*Originally published in Japanese in AdverTimes on April 17th, 2026.
English translation by the author.

There is a common belief in branding: a product’s value is defined by where it is sold.
If that is true, then what should Japanese companies make of being placed not in luxury boutiques or duty-free stores, but on the everyday shelves of American retail?
In New York, Japanese drugstore cosmetics have begun appearing in precisely those spaces—places embedded in daily life. This is neither accidental nor a downgrade. It is the early signal of a structural shift.
The Meaning of Being on an “Everyday Shelf”
Recently, I noticed something unusual at TJ Maxx and Marshalls: Japanese drugstore cosmetics lined up among the beauty products.
These retailers are major off-price chains across the United States, selling branded goods at discounted prices. While they may resemble discount stores in Japan, their role is fundamentally different. Apparel, home goods, food, and cosmetics are all mixed together. There is no curated brand environment, no storytelling displays, and no sales staff guiding the customer. Products are simply placed—on racks, on shelves—left to be discovered.
More importantly, customers do not visit these stores to buy cosmetics.
Unlike Sephora or Ulta Beauty, which function as destinations for beauty consumption, TJ Maxx and Marshalls sit directly within the flow of everyday life.
People stop by casually—while running errands, during weekend browsing, without a specific purpose. They scan shelves, pick things up on impulse, and move on. These are not beauty enthusiasts or tourists. They are ordinary American consumers in ordinary moments.
And in that context, Japanese cosmetics are now present.
Presence Means Commercial Viability
In terms of volume, the difference is still clear: if Korean cosmetics occupy “10,” Japanese products account for perhaps “1 to 1.5.” Grouped together, they may appear simply as “Asian beauty” to the average consumer.
Even so, they are undeniably there.
Some may interpret this as a distribution failure—products ending up in off-price channels. But retail, even at discounted levels, is still business. Products that do not sell are not stocked. Being placed on these shelves means they are expected to move.
In fact, when I revisited the same store later, certain items had already sold out.
Placement is not incidental. It is a signal of demand.
Entering a Market Cultivated by K-Beauty
To understand this shift, one cannot ignore the role of K-Beauty.
Over the past decade, Korean brands have successfully established “Asian skincare” as a recognizable category in the global market. Industry commentary increasingly suggests that after rapid expansion, both retailers and consumers are beginning to experience saturation—and are now seeking products perceived as more fundamental and trustworthy.
Within that transition, J-Beauty is starting to gain attention.

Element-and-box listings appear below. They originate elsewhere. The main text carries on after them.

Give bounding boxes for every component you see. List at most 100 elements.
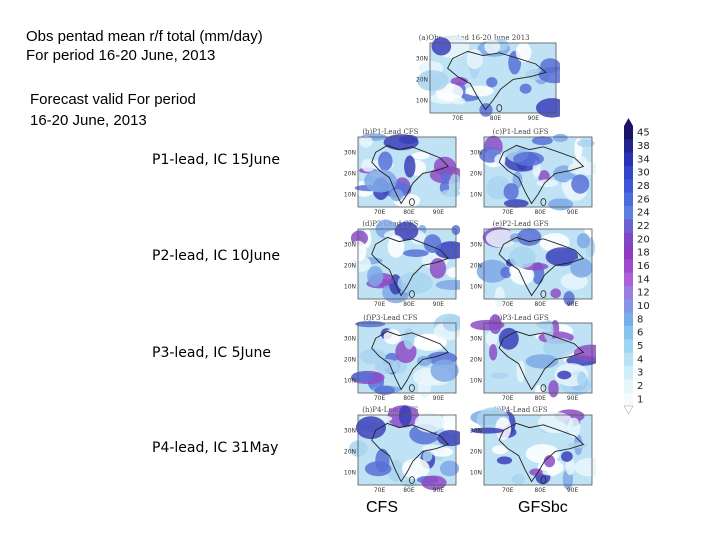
lon-label: 80E xyxy=(403,209,415,216)
colorbar-segment xyxy=(624,192,633,207)
forecast-title-line2: 16-20 June, 2013 xyxy=(30,112,147,129)
lon-label: 70E xyxy=(502,487,514,494)
gfs-map-p4: (i)P4-Lead GFS 30N 20N 10N 70E 80E 90E xyxy=(466,404,596,510)
colorbar-tick-label: 18 xyxy=(637,248,650,259)
lat-label: 30N xyxy=(344,335,356,342)
colorbar-segment xyxy=(624,312,633,327)
colorbar-bottom-arrow xyxy=(623,405,634,415)
lat-label: 30N xyxy=(470,335,482,342)
colorbar-segment xyxy=(624,139,633,153)
colorbar-segment xyxy=(624,366,633,380)
lat-label: 20N xyxy=(470,448,482,455)
colorbar-tick-label: 3 xyxy=(637,368,643,379)
colorbar-tick-label: 26 xyxy=(637,194,650,205)
gfs-map-p4-svg: (i)P4-Lead GFS 30N 20N 10N 70E 80E 90E xyxy=(470,406,596,494)
lat-label: 30N xyxy=(470,427,482,434)
lon-label: 90E xyxy=(433,487,445,494)
colorbar-tick-label: 24 xyxy=(637,208,650,219)
lat-label: 20N xyxy=(344,170,356,177)
lon-label: 80E xyxy=(403,301,415,308)
lat-label: 10N xyxy=(344,283,356,290)
lon-label: 80E xyxy=(534,209,546,216)
lon-label: 80E xyxy=(534,487,546,494)
colorbar: 45 38 34 30 28 26 24 22 20 18 16 14 12 10 8 6 5 4 3 2 1 xyxy=(622,118,662,423)
cfs-map-p3-title: (f)P3-Lead CFS xyxy=(363,314,417,322)
lat-label: 30N xyxy=(344,149,356,156)
lon-label: 90E xyxy=(567,301,579,308)
gfs-map-p2: (e)P2-Lead GFS 30N 20N 10N 70E 80E 90E xyxy=(466,218,596,324)
colorbar-tick-label: 8 xyxy=(637,314,643,325)
lon-label: 70E xyxy=(374,301,386,308)
lon-label: 70E xyxy=(452,115,464,122)
row-label-p1: P1-lead, IC 15June xyxy=(152,152,280,168)
colorbar-tick-label: 10 xyxy=(637,301,650,312)
colorbar-segment xyxy=(624,166,633,180)
cfs-map-p1: (b)P1-Lead CFS 30N 20N 10N 70E 80E 90E xyxy=(340,126,460,232)
cfs-map-p1-svg: (b)P1-Lead CFS 30N 20N 10N 70E 80E 90E xyxy=(344,128,460,216)
column-label-gfsbc: GFSbc xyxy=(518,499,568,516)
lat-label: 10N xyxy=(470,469,482,476)
lon-label: 90E xyxy=(433,301,445,308)
colorbar-tick-label: 45 xyxy=(637,128,650,139)
lon-label: 90E xyxy=(433,395,445,402)
colorbar-segment xyxy=(624,179,633,193)
obs-title-line2: For period 16-20 June, 2013 xyxy=(26,47,216,64)
lat-label: 10N xyxy=(470,377,482,384)
obs-map-title: (a)Obs pentad 16-20 June 2013 xyxy=(419,34,530,42)
colorbar-tick-label: 5 xyxy=(637,341,643,352)
cfs-map-p3-svg: (f)P3-Lead CFS 30N 20N 10N 70E 80E 90E xyxy=(344,313,460,402)
row-label-p4: P4-lead, IC 31May xyxy=(152,440,279,456)
lat-label: 20N xyxy=(470,170,482,177)
lon-label: 90E xyxy=(567,209,579,216)
colorbar-svg: 45 38 34 30 28 26 24 22 20 18 16 14 12 10 8 6 5 4 3 2 1 xyxy=(623,118,650,415)
column-label-cfs: CFS xyxy=(366,499,398,516)
row-label-p2: P2-lead, IC 10June xyxy=(152,248,280,264)
lon-label: 90E xyxy=(528,115,540,122)
colorbar-tick-label: 30 xyxy=(637,168,650,179)
forecast-title-line1: Forecast valid For period xyxy=(30,91,196,108)
lon-label: 70E xyxy=(502,301,514,308)
gfs-map-p2-svg: (e)P2-Lead GFS 30N 20N 10N 70E 80E 90E xyxy=(470,220,596,308)
gfs-map-p3: (g)P3-Lead GFS 30N 20N 10N 70E 80E 90E xyxy=(466,312,596,418)
colorbar-segment xyxy=(624,392,633,407)
lon-label: 80E xyxy=(403,395,415,402)
colorbar-segment xyxy=(624,339,633,353)
obs-map: (a)Obs pentad 16-20 June 2013 30N 20N 10N 70… xyxy=(412,32,560,138)
lat-label: 20N xyxy=(470,262,482,269)
row-label-p3: P3-lead, IC 5June xyxy=(152,345,272,361)
colorbar-segment xyxy=(624,299,633,313)
lon-label: 70E xyxy=(374,395,386,402)
colorbar-top-arrow xyxy=(624,118,633,126)
lon-label: 80E xyxy=(534,395,546,402)
gfs-map-p2-title: (e)P2-Lead GFS xyxy=(493,220,549,228)
lat-label: 10N xyxy=(470,283,482,290)
colorbar-tick-label: 22 xyxy=(637,221,650,232)
colorbar-segment xyxy=(624,352,633,367)
gfs-map-p3-svg: (g)P3-Lead GFS 30N 20N 10N 70E 80E 90E xyxy=(470,314,596,402)
colorbar-segment xyxy=(624,259,633,273)
lat-label: 20N xyxy=(344,448,356,455)
colorbar-tick-label: 34 xyxy=(637,154,650,165)
lon-label: 70E xyxy=(502,395,514,402)
lat-label: 20N xyxy=(416,76,428,83)
obs-map-svg: (a)Obs pentad 16-20 June 2013 30N 20N 10N 70… xyxy=(416,34,560,122)
lat-label: 30N xyxy=(344,427,356,434)
cfs-map-p1-title: (b)P1-Lead CFS xyxy=(362,128,418,136)
colorbar-segment xyxy=(624,232,633,247)
lon-label: 90E xyxy=(433,209,445,216)
colorbar-tick-label: 6 xyxy=(637,328,643,339)
lat-label: 10N xyxy=(344,377,356,384)
lat-label: 30N xyxy=(416,55,428,62)
colorbar-segment xyxy=(624,246,633,260)
lat-label: 10N xyxy=(344,191,356,198)
lat-label: 20N xyxy=(470,356,482,363)
colorbar-tick-label: 4 xyxy=(637,354,643,365)
lon-label: 90E xyxy=(567,487,579,494)
lon-label: 70E xyxy=(374,209,386,216)
gfs-map-p4-title: (i)P4-Lead GFS xyxy=(494,406,548,414)
colorbar-tick-label: 20 xyxy=(637,234,650,245)
colorbar-segment xyxy=(624,219,633,233)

This is not a theoretical trend. It is observable on the ground in New York.
The Reinforcing Role of Japanese Food Culture
There is another critical context often overlooked: food.
Japanese cuisine is already deeply embedded in everyday life in New York. Beyond that, a recent surge in travel to Japan has exposed more Americans to convenience stores and drugstores firsthand. For many, Japanese drugstore cosmetics are no longer unfamiliar—they are remembered experiences.
At the same time, ingredients such as miso, soy, matcha, sake lees, and fermented foods are widely recognized as beneficial for health. This perception extends naturally.
If these ingredients are good for the body, then products containing them must also be good for the skin.
This is not a message that needs to be explained—it is intuitively understood.
Combined with accessible pricing and a perception of safety and reliability, the groundwork for acceptance has already been formed.
A Different Model of Brand Establishment
This raises a fundamental question.
Japanese companies often equate global success with entry into high-end channels—being stocked at Sephora, positioned at premium price points, or presented within controlled brand environments.
But what is happening at TJ Maxx and Marshalls suggests a different model entirely.
Products are picked up within daily routines, purchased casually, and sold through. This is not a loss of status. It is a form of integration—embedding into everyday life, becoming part of a habit.
And once a product becomes habitual, it is remarkably difficult for consumers to abandon it.
The Strategic Imperative: Subtraction, Not Addition
That said, there is a clear challenge.
At present, the reason for choosing Japanese products remains weak. If they are selected merely as part of a vague “Asian beauty” category, they will eventually be replaced by something else.
Japanese cosmetics often struggle with over-communication—too much information, too many functional claims, too many details that require interpretation.
Yet the direction forward is evident.
Ingredients connected to food—sake, barley, soy—are already understood at a sensory level. These words carry more immediate impact than complex chemical terminology. They trigger recognition before rational evaluation.
The solution is not to add more information, but to remove it.
What is needed is a branding structure that strips away excess and allows intuitive selection.
A Quiet but Definite Beginning
Japanese cosmetics are not inherently weak.
On the everyday shelves of New York, something is beginning—subtle, but unmistakable.
It is not yet a wave. But it is a a movement.